Limiting Choice to Create Value
Platforms are characterized by network effects. Studies of platform strategy indicate that because of intergroup (indirect) network effects, creating value depends on providing greater choice—more mobile applications, more online daters, more games on a console. Yet many market leaders have shown that they can create more value—and charge premium prices—by limiting choice: witness Apple, which restricts the number of applications (even of high quality) available for the iPhone, and eHarmony, whose members receive no more than seven potential dating candidates at one time. Professor Halaburda's research demonstrates the power role that intragroup (direct) network effects, play in limited-choice situations: eHarmony enables serious daters to compete against only six others; to the many gamers who prefer to play World of Warcraft together with friends, there is no utility in having many games available. Moreover, users are willing to pay premium prices because these services solve problems: ensuring that serious daters meet only like-minded candidates and coordinating the choice of games among friends.
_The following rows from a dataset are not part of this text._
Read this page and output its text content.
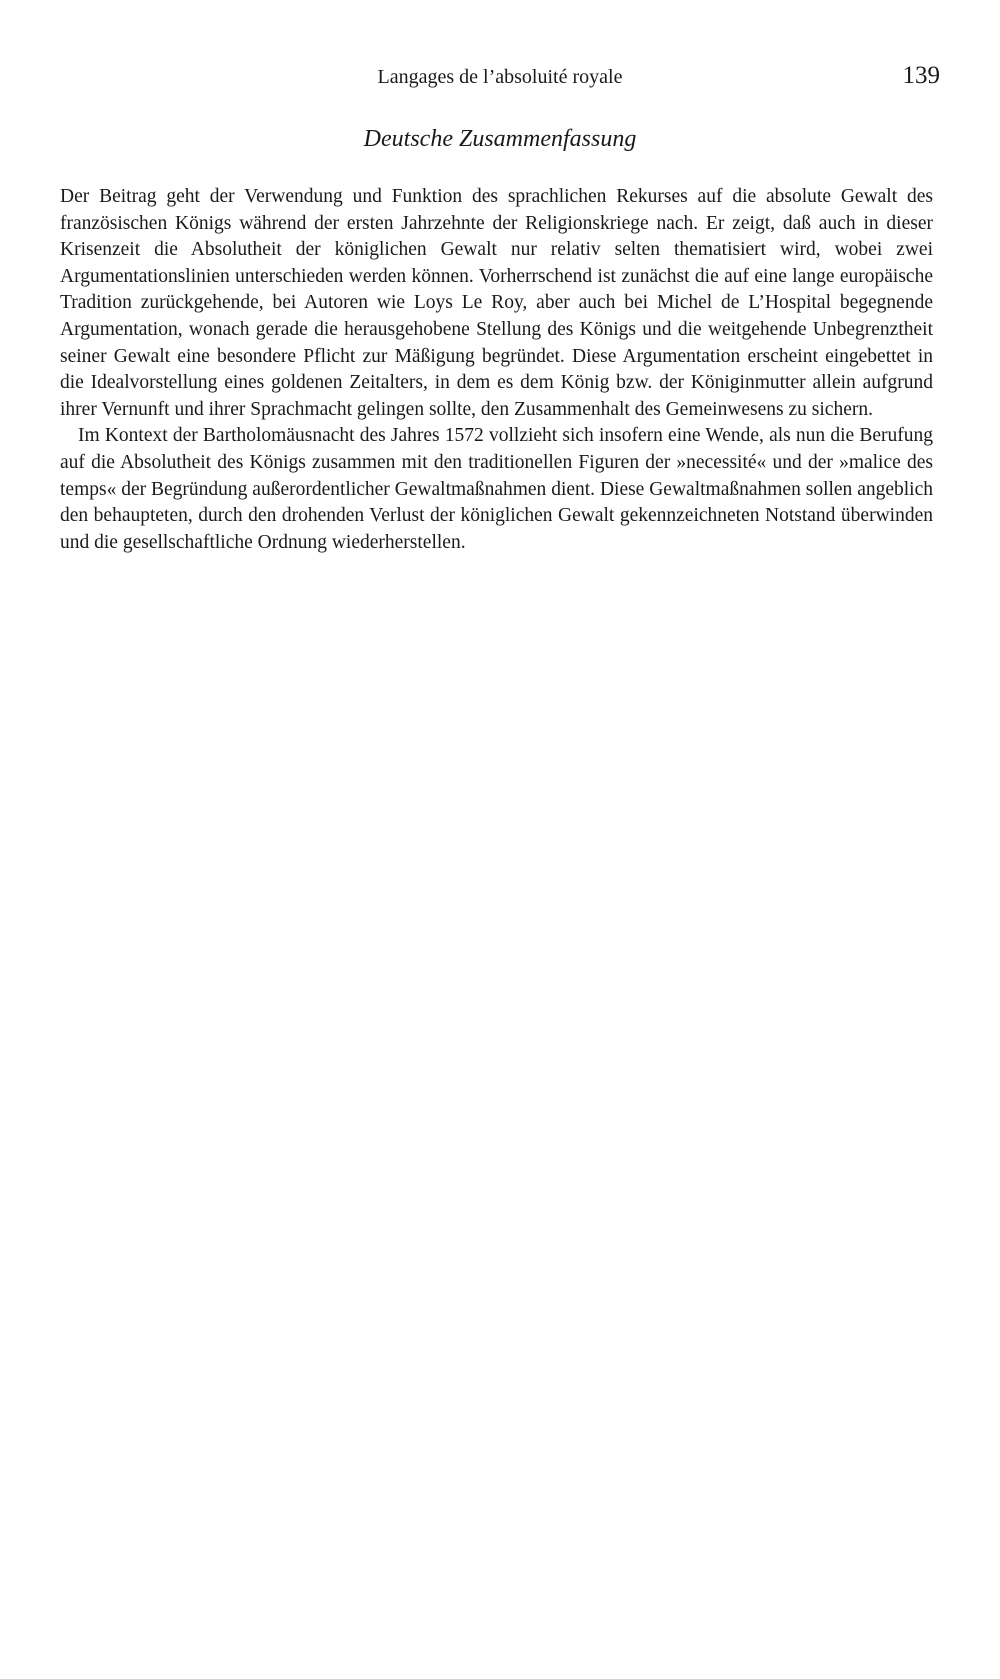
Langages de l’absoluité royale	139
Deutsche Zusammenfassung

Der Beitrag geht der Verwendung und Funktion des sprachlichen Rekurses auf die absolute Gewalt des französischen Königs während der ersten Jahrzehnte der Religionskriege nach. Er zeigt, daß auch in dieser Krisenzeit die Absolutheit der königlichen Gewalt nur relativ selten thematisiert wird, wobei zwei Argumentationslinien unterschieden werden können. Vorherrschend ist zunächst die auf eine lange europäische Tradition zurückgehende, bei Autoren wie Loys Le Roy, aber auch bei Michel de L’Hospital begegnende Argumentation, wonach gerade die herausgehobene Stellung des Königs und die weitgehende Unbegrenztheit seiner Gewalt eine besondere Pflicht zur Mäßigung begründet. Diese Argumentation erscheint eingebettet in die Idealvorstellung eines goldenen Zeitalters, in dem es dem König bzw. der Königinmutter allein aufgrund ihrer Vernunft und ihrer Sprachmacht gelingen sollte, den Zusammenhalt des Gemeinwesens zu sichern.

Im Kontext der Bartholomäusnacht des Jahres 1572 vollzieht sich insofern eine Wende, als nun die Berufung auf die Absolutheit des Königs zusammen mit den traditionellen Figuren der »necessité« und der »malice des temps« der Begründung außerordentlicher Gewaltmaßnahmen dient. Diese Gewaltmaßnahmen sollen angeblich den behaupteten, durch den drohenden Verlust der königlichen Gewalt gekennzeichneten Notstand überwinden und die gesellschaftliche Ordnung wiederherstellen.
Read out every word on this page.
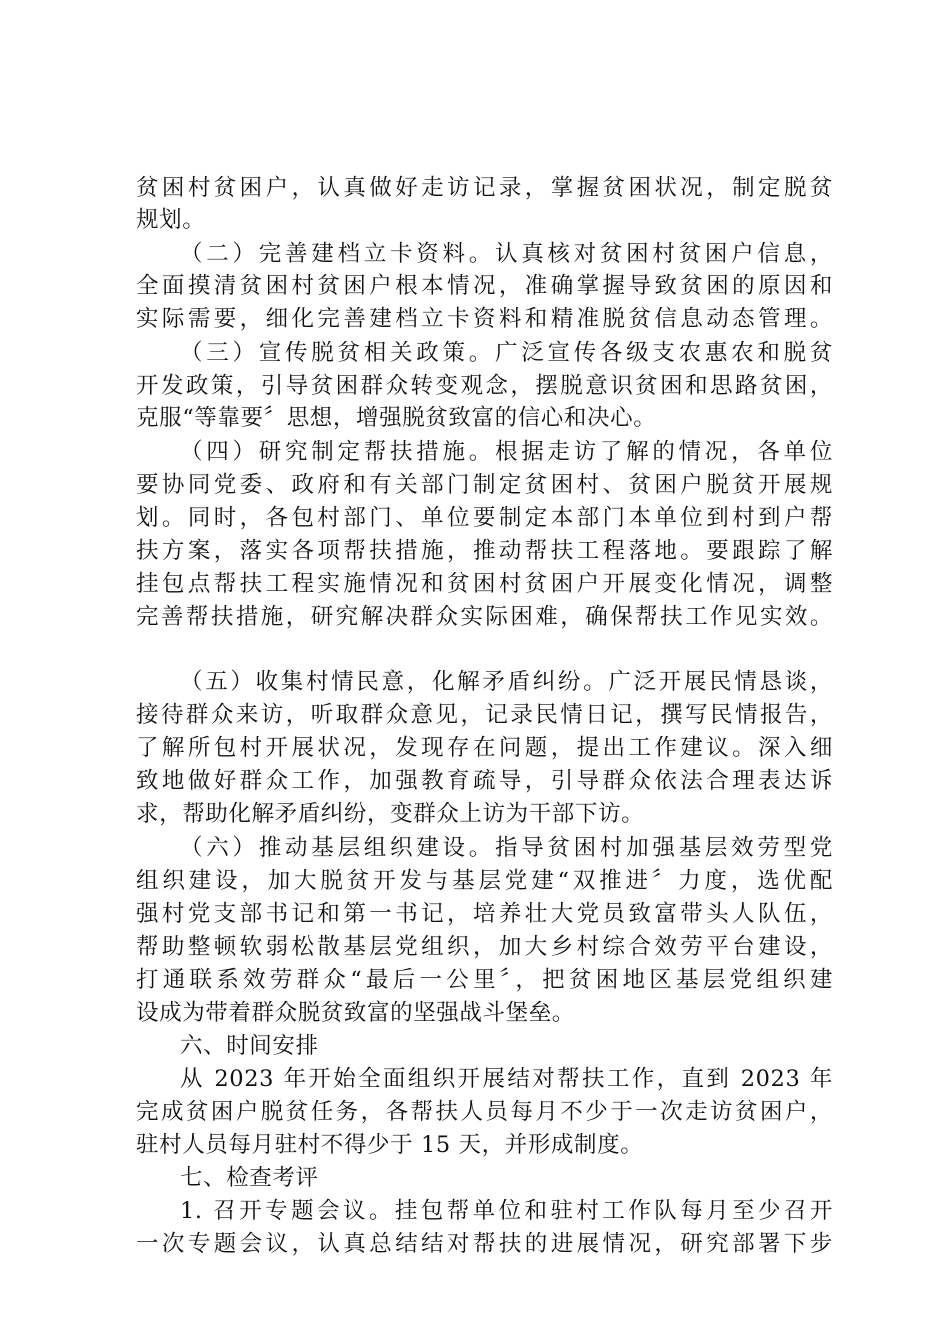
贫困村贫困户，认真做好走访记录，掌握贫困状况，制定脱贫
规划。
（二）完善建档立卡资料。认真核对贫困村贫困户信息，
全面摸清贫困村贫困户根本情况，准确掌握导致贫困的原因和
实际需要，细化完善建档立卡资料和精准脱贫信息动态管理。
（三）宣传脱贫相关政策。广泛宣传各级支农惠农和脱贫
开发政策，引导贫困群众转变观念，摆脱意识贫困和思路贫困，
克服“等靠要〞思想，增强脱贫致富的信心和决心。
（四）研究制定帮扶措施。根据走访了解的情况，各单位
要协同党委、政府和有关部门制定贫困村、贫困户脱贫开展规
划。同时，各包村部门、单位要制定本部门本单位到村到户帮
扶方案，落实各项帮扶措施，推动帮扶工程落地。要跟踪了解
挂包点帮扶工程实施情况和贫困村贫困户开展变化情况，调整
完善帮扶措施，研究解决群众实际困难，确保帮扶工作见实效。
（五）收集村情民意，化解矛盾纠纷。广泛开展民情恳谈，
接待群众来访，听取群众意见，记录民情日记，撰写民情报告，
了解所包村开展状况，发现存在问题，提出工作建议。深入细
致地做好群众工作，加强教育疏导，引导群众依法合理表达诉
求，帮助化解矛盾纠纷，变群众上访为干部下访。
（六）推动基层组织建设。指导贫困村加强基层效劳型党
组织建设，加大脱贫开发与基层党建“双推进〞力度，选优配
强村党支部书记和第一书记，培养壮大党员致富带头人队伍，
帮助整顿软弱松散基层党组织，加大乡村综合效劳平台建设，
打通联系效劳群众“最后一公里〞，把贫困地区基层党组织建
设成为带着群众脱贫致富的坚强战斗堡垒。
六、时间安排
从 2023 年开始全面组织开展结对帮扶工作，直到 2023 年
完成贫困户脱贫任务，各帮扶人员每月不少于一次走访贫困户，
驻村人员每月驻村不得少于 15 天，并形成制度。
七、检查考评
1. 召开专题会议。挂包帮单位和驻村工作队每月至少召开
一次专题会议，认真总结结对帮扶的进展情况，研究部署下步
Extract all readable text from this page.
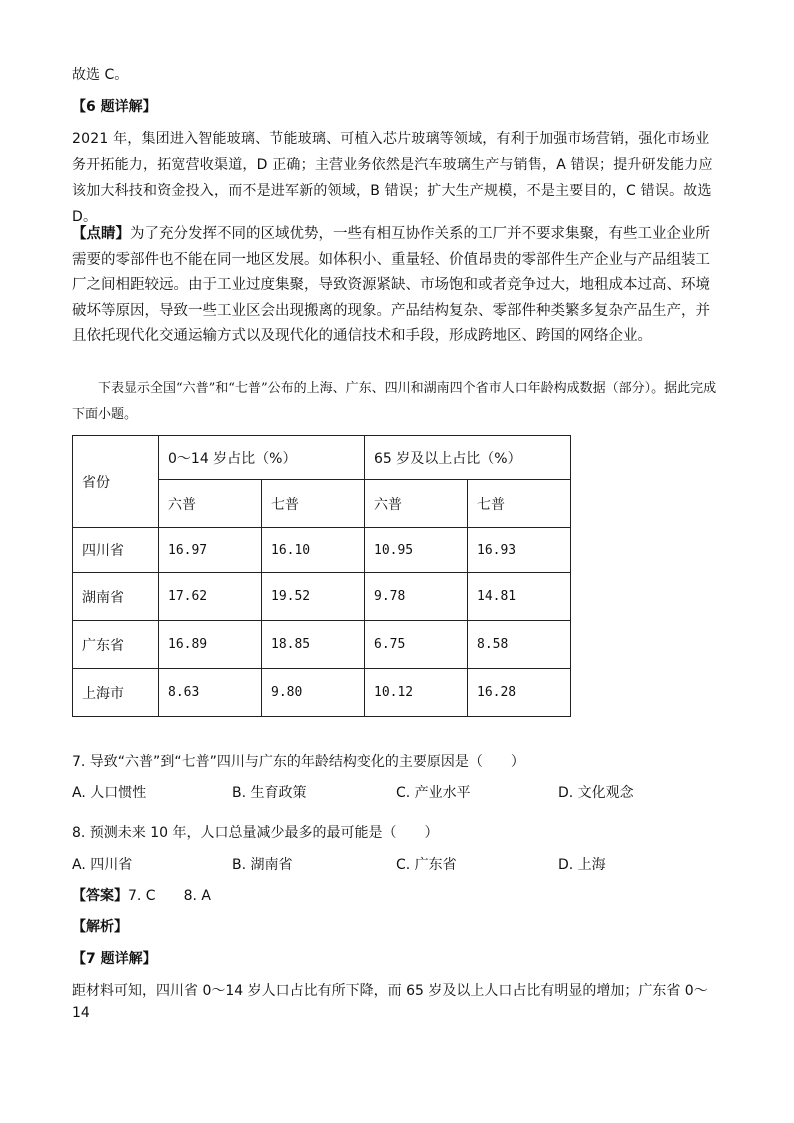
故选 C。

【6 题详解】

2021 年，集团进入智能玻璃、节能玻璃、可植入芯片玻璃等领域，有利于加强市场营销，强化市场业务开拓能力，拓宽营收渠道，D 正确；主营业务依然是汽车玻璃生产与销售，A 错误；提升研发能力应该加大科技和资金投入，而不是进军新的领域，B 错误；扩大生产规模，不是主要目的，C 错误。故选 D。

【点睛】为了充分发挥不同的区域优势，一些有相互协作关系的工厂并不要求集聚，有些工业企业所需要的零部件也不能在同一地区发展。如体积小、重量轻、价值昂贵的零部件生产企业与产品组装工厂之间相距较远。由于工业过度集聚，导致资源紧缺、市场饱和或者竞争过大，地租成本过高、环境破坏等原因，导致一些工业区会出现搬离的现象。产品结构复杂、零部件种类繁多复杂产品生产，并且依托现代化交通运输方式以及现代化的通信技术和手段，形成跨地区、跨国的网络企业。

下表显示全国“六普”和“七普”公布的上海、广东、四川和湖南四个省市人口年龄构成数据（部分）。据此完成下面小题。

省份	0～14 岁占比（%）		65 岁及以上占比（%）	
	六普	七普	六普	七普
四川省	16.97	16.10	10.95	16.93
湖南省	17.62	19.52	9.78	14.81
广东省	16.89	18.85	6.75	8.58
上海市	8.63	9.80	10.12	16.28

7. 导致“六普”到“七普”四川与广东的年龄结构变化的主要原因是（　　）

A. 人口惯性	B. 生育政策	C. 产业水平	D. 文化观念

8. 预测未来 10 年，人口总量减少最多的最可能是（　　）

A. 四川省	B. 湖南省	C. 广东省	D. 上海

【答案】7. C　　8. A

【解析】

【7 题详解】

距材料可知，四川省 0～14 岁人口占比有所下降，而 65 岁及以上人口占比有明显的增加；广东省 0～14
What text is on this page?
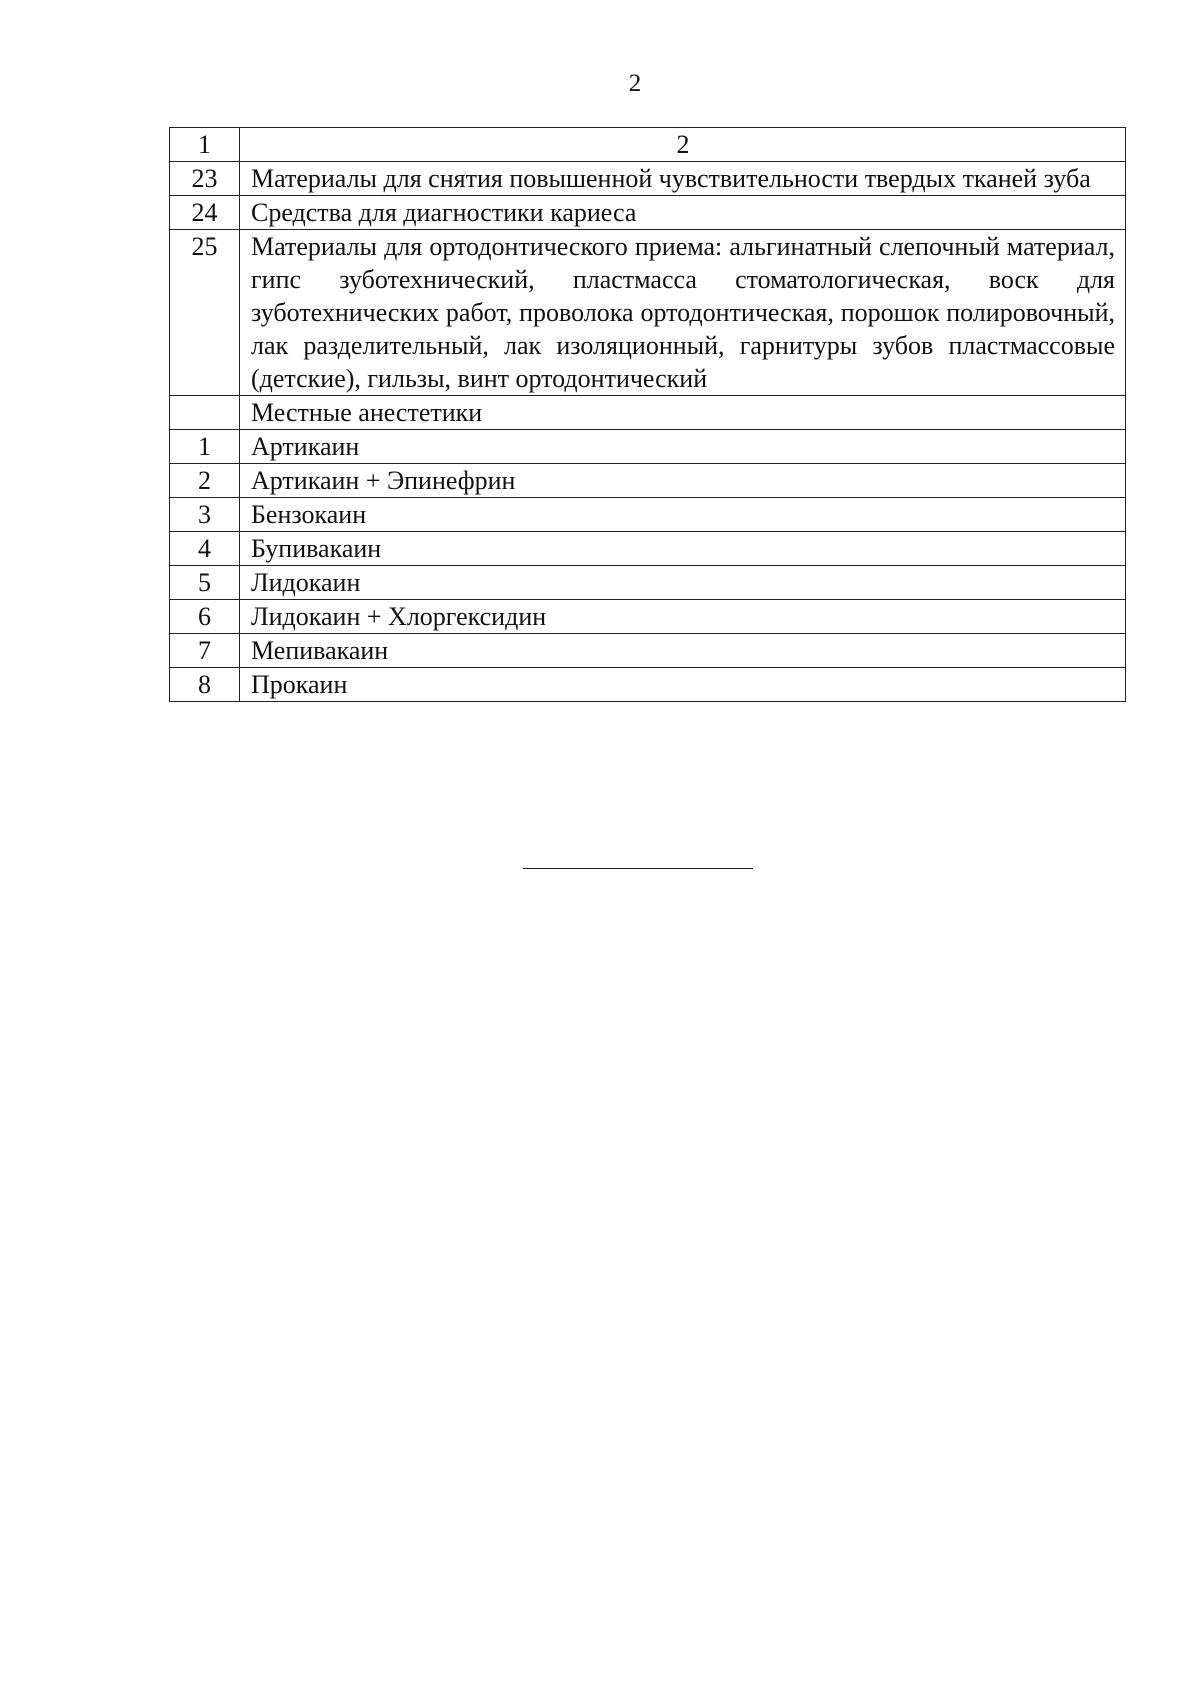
2
1	2
23	Материалы для снятия повышенной чувствительности твердых тканей зуба
24	Средства для диагностики кариеса
25	Материалы для ортодонтического приема: альгинатный слепочный материал, гипс зуботехнический, пластмасса стоматологическая, воск для зуботехнических работ, проволока ортодонтическая, порошок полировочный, лак разделительный, лак изоляционный, гарнитуры зубов пластмассовые (детские), гильзы, винт ортодонтический
	Местные анестетики
1	Артикаин
2	Артикаин + Эпинефрин
3	Бензокаин
4	Бупивакаин
5	Лидокаин
6	Лидокаин + Хлоргексидин
7	Мепивакаин
8	Прокаин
Competition under Asymmetric Information
The adoption of a new platform—a smartphone operating system, for example—creates uncertainty about its value among both users and developers. Once they join the platform, they can assess its utility, creating asymmetry of information: users know better how much they value the platform than the developers and the platform itself, and the developers are better informed about the development costs than the users or the platform. Professor Halaburda has investigated how this imbalance in information affects profits, prices, and market efficiency—and further, whether it increases or decreases the natural advantage an incumbent firm has over a new entrant to the market. Her preliminary findings help to explain why the entrants so often introduce major new technologies to market: they have more incentive to take this risk.